Note: <revst> may come multiple times inside the same task but if comes at least one time we need to copy that key value
Please let me know if still not clear.
thanks in advance!!
-
I will try to restate the requirement:
For each record starting with
<task
and ending with</task>
, if the record contains one or more occurrences of<revst>
then match the argument tokey=
Is this correct?
Why didn’t you clear up the confusion about a second bold item in your original post?
-
@neil-schipper said in Find parent tag's id if that parent tag has specific tags inside it:
Why didn’t you clear up the confusion about a second bold item in your original post?
This is perhaps better restated as: People that don’t know how to adequately ask for help don’t deserve to receive any.
Start (over) by reading THIS.
-
@neil-schipper
Sorry for that I missed it…
Yes absolutely correct as u stated.
Second bold I used to bold from B letter at the top of message box. But I am not sure what went wrong…

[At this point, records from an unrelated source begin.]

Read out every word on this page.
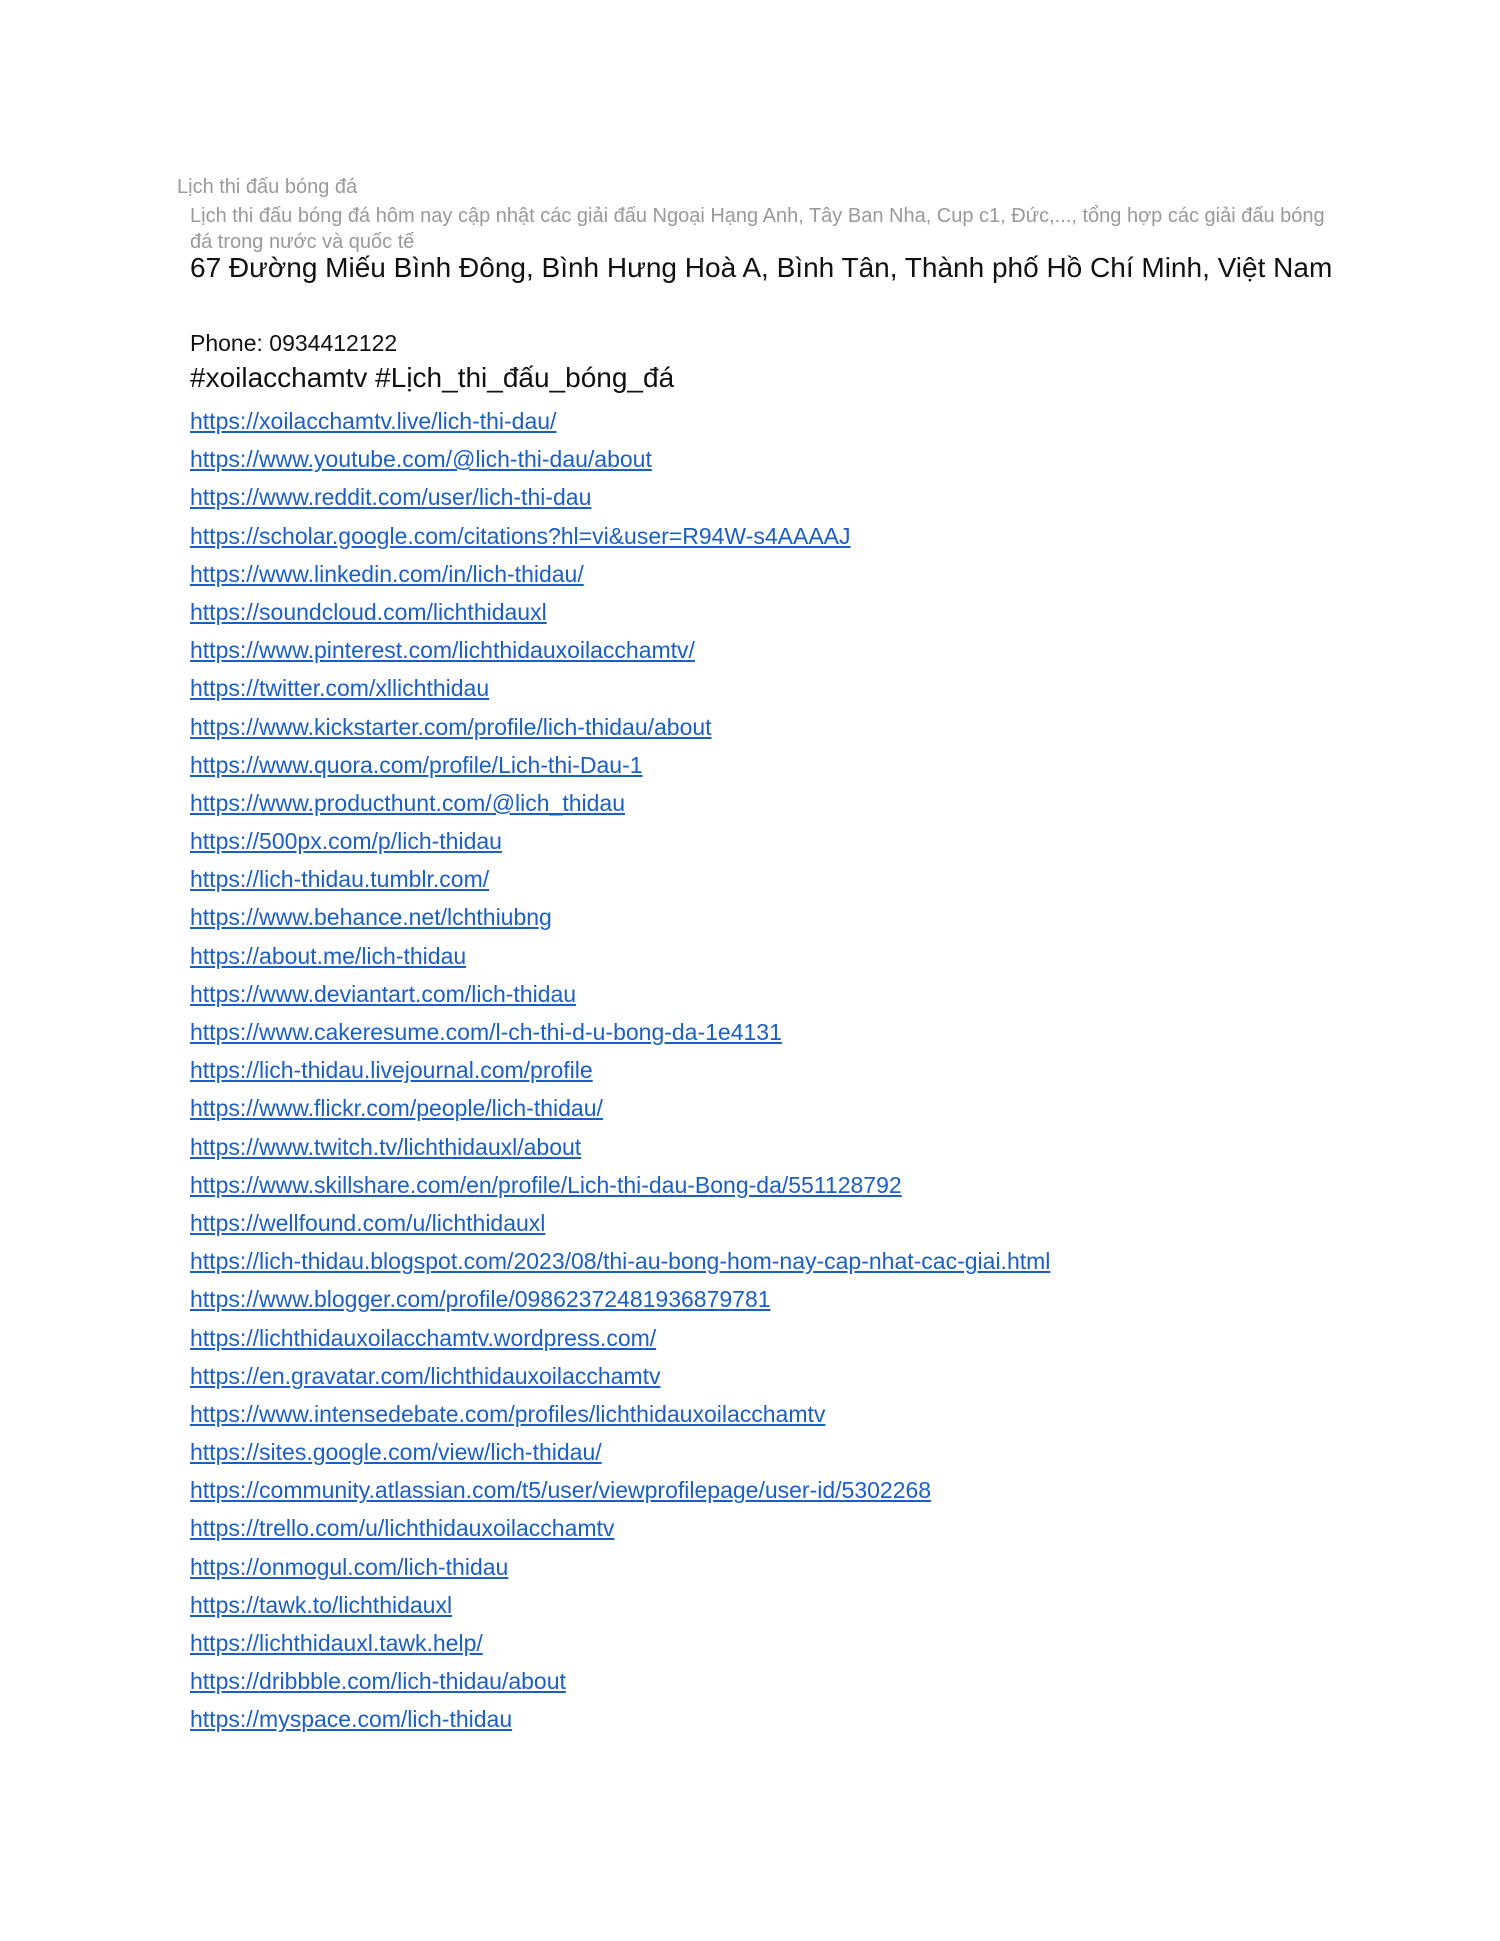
Lịch thi đấu bóng đá
Lịch thi đấu bóng đá hôm nay cập nhật các giải đấu Ngoại Hạng Anh, Tây Ban Nha, Cup c1, Đức,..., tổng hợp các giải đấu bóng đá trong nước và quốc tế
67 Đường Miếu Bình Đông, Bình Hưng Hoà A, Bình Tân, Thành phố Hồ Chí Minh, Việt Nam
Phone: 0934412122
#xoilacchamtv #Lịch_thi_đấu_bóng_đá
https://xoilacchamtv.live/lich-thi-dau/
https://www.youtube.com/@lich-thi-dau/about
https://www.reddit.com/user/lich-thi-dau
https://scholar.google.com/citations?hl=vi&user=R94W-s4AAAAJ
https://www.linkedin.com/in/lich-thidau/
https://soundcloud.com/lichthidauxl
https://www.pinterest.com/lichthidauxoilacchamtv/
https://twitter.com/xllichthidau
https://www.kickstarter.com/profile/lich-thidau/about
https://www.quora.com/profile/Lich-thi-Dau-1
https://www.producthunt.com/@lich_thidau
https://500px.com/p/lich-thidau
https://lich-thidau.tumblr.com/
https://www.behance.net/lchthiubng
https://about.me/lich-thidau
https://www.deviantart.com/lich-thidau
https://www.cakeresume.com/l-ch-thi-d-u-bong-da-1e4131
https://lich-thidau.livejournal.com/profile
https://www.flickr.com/people/lich-thidau/
https://www.twitch.tv/lichthidauxl/about
https://www.skillshare.com/en/profile/Lich-thi-dau-Bong-da/551128792
https://wellfound.com/u/lichthidauxl
https://lich-thidau.blogspot.com/2023/08/thi-au-bong-hom-nay-cap-nhat-cac-giai.html
https://www.blogger.com/profile/09862372481936879781
https://lichthidauxoilacchamtv.wordpress.com/
https://en.gravatar.com/lichthidauxoilacchamtv
https://www.intensedebate.com/profiles/lichthidauxoilacchamtv
https://sites.google.com/view/lich-thidau/
https://community.atlassian.com/t5/user/viewprofilepage/user-id/5302268
https://trello.com/u/lichthidauxoilacchamtv
https://onmogul.com/lich-thidau
https://tawk.to/lichthidauxl
https://lichthidauxl.tawk.help/
https://dribbble.com/lich-thidau/about
https://myspace.com/lich-thidau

Thanks for re iterate my question. -
Hum…, I’m certainly wrong about your needs ! But, the worse thing is that your explanations still confuse me !
-
Regarding the second bold item, are you speaking about the value
BBAACC
, right after the<revst>
tag, in the first block ? -
You also said :
we need to copy that key value and search next task respectively
Then, do you mean that, in addition to the condition about the two bold strings, it should also match the complete next
<task>•••••</task>
block ?
So, @ganesan-govindarajan, before answering us, the best would be to read these general posts, in that order :
Best Regards,
guy038
-
-
Hi, @guy038
I am really sorry about that whatever i did in this help. I didn’t realize my words harm people when reading.

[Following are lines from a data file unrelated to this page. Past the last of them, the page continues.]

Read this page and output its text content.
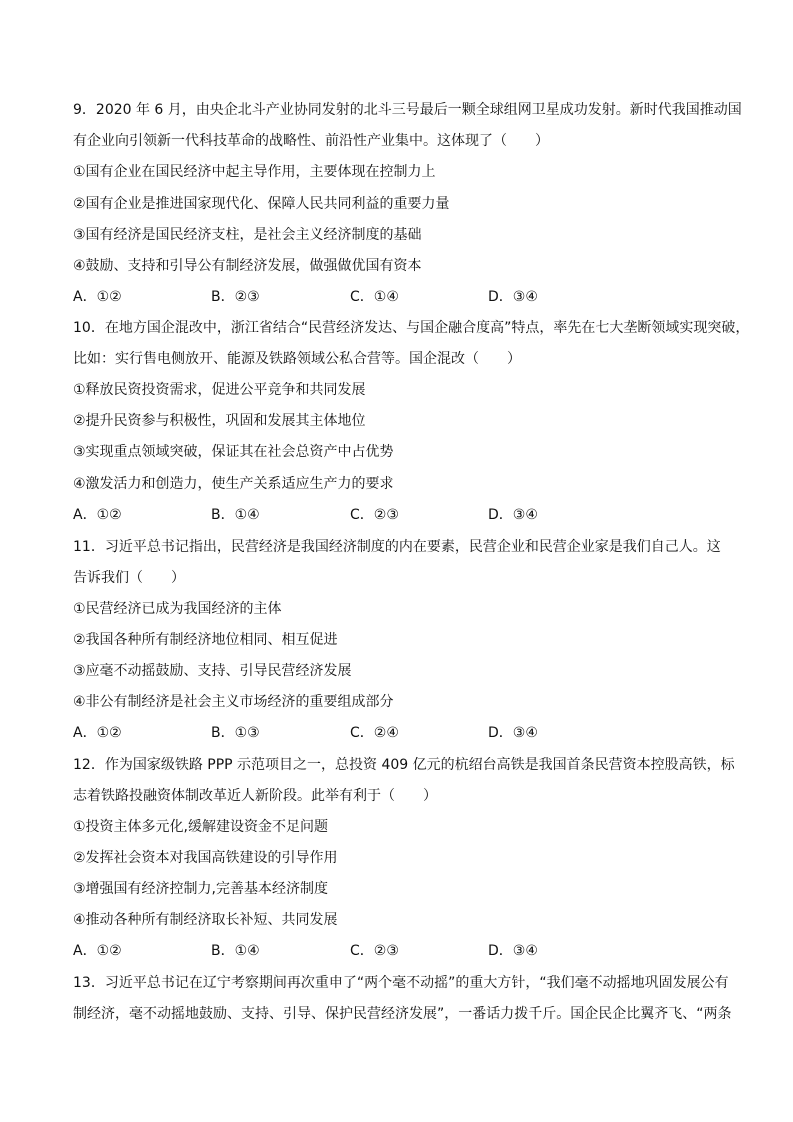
9．2020 年 6 月，由央企北斗产业协同发射的北斗三号最后一颗全球组网卫星成功发射。新时代我国推动国
有企业向引领新一代科技革命的战略性、前沿性产业集中。这体现了（　　）
①国有企业在国民经济中起主导作用，主要体现在控制力上
②国有企业是推进国家现代化、保障人民共同利益的重要力量
③国有经济是国民经济支柱，是社会主义经济制度的基础
④鼓励、支持和引导公有制经济发展，做强做优国有资本
A．①②	B．②③	C．①④	D．③④
10．在地方国企混改中，浙江省结合“民营经济发达、与国企融合度高”特点，率先在七大垄断领域实现突破，
比如：实行售电侧放开、能源及铁路领域公私合营等。国企混改（　　）
①释放民资投资需求，促进公平竞争和共同发展
②提升民资参与积极性，巩固和发展其主体地位
③实现重点领域突破，保证其在社会总资产中占优势
④激发活力和创造力，使生产关系适应生产力的要求
A．①②	B．①④	C．②③	D．③④
11．习近平总书记指出，民营经济是我国经济制度的内在要素，民营企业和民营企业家是我们自己人。这
告诉我们（　　）
①民营经济已成为我国经济的主体
②我国各种所有制经济地位相同、相互促进
③应毫不动摇鼓励、支持、引导民营经济发展
④非公有制经济是社会主义市场经济的重要组成部分
A．①②	B．①③	C．②④	D．③④
12．作为国家级铁路 PPP 示范项目之一，总投资 409 亿元的杭绍台高铁是我国首条民营资本控股高铁，标
志着铁路投融资体制改革近人新阶段。此举有利于（　　）
①投资主体多元化,缓解建设资金不足问题
②发挥社会资本对我国高铁建设的引导作用
③增强国有经济控制力,完善基本经济制度
④推动各种所有制经济取长补短、共同发展
A．①②	B．①④	C．②③	D．③④
13．习近平总书记在辽宁考察期间再次重申了“两个毫不动摇”的重大方针，“我们毫不动摇地巩固发展公有
制经济，毫不动摇地鼓励、支持、引导、保护民营经济发展”，一番话力拨千斤。国企民企比翼齐飞、“两条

Okay let me explain little details using my little knowledge please forgive me.
Notepad++ v8.1.9.2 (64-bit)
Build time : Nov 21 2021 - 04:30:20
Path : C:\Program Files\Notepad++\notepad++.exe
Command Line :
Admin mode : OFF
Local Conf mode : OFF
Cloud Config : OFF
OS Name : Windows 10 Enterprise (64-bit)
OS Version : 1809
OS Build : 17763.1935
Current ANSI codepage : 1252
Plugins : ComparePlugin.dll DSpellCheck.dll IndentByFold.dll mimeTools.dll NppConverter.dll NppExec.dll NppExport.dll NppToolBucket.dll Python Indent.dll XMLTools.dllI have tried to re-iterate my words as below.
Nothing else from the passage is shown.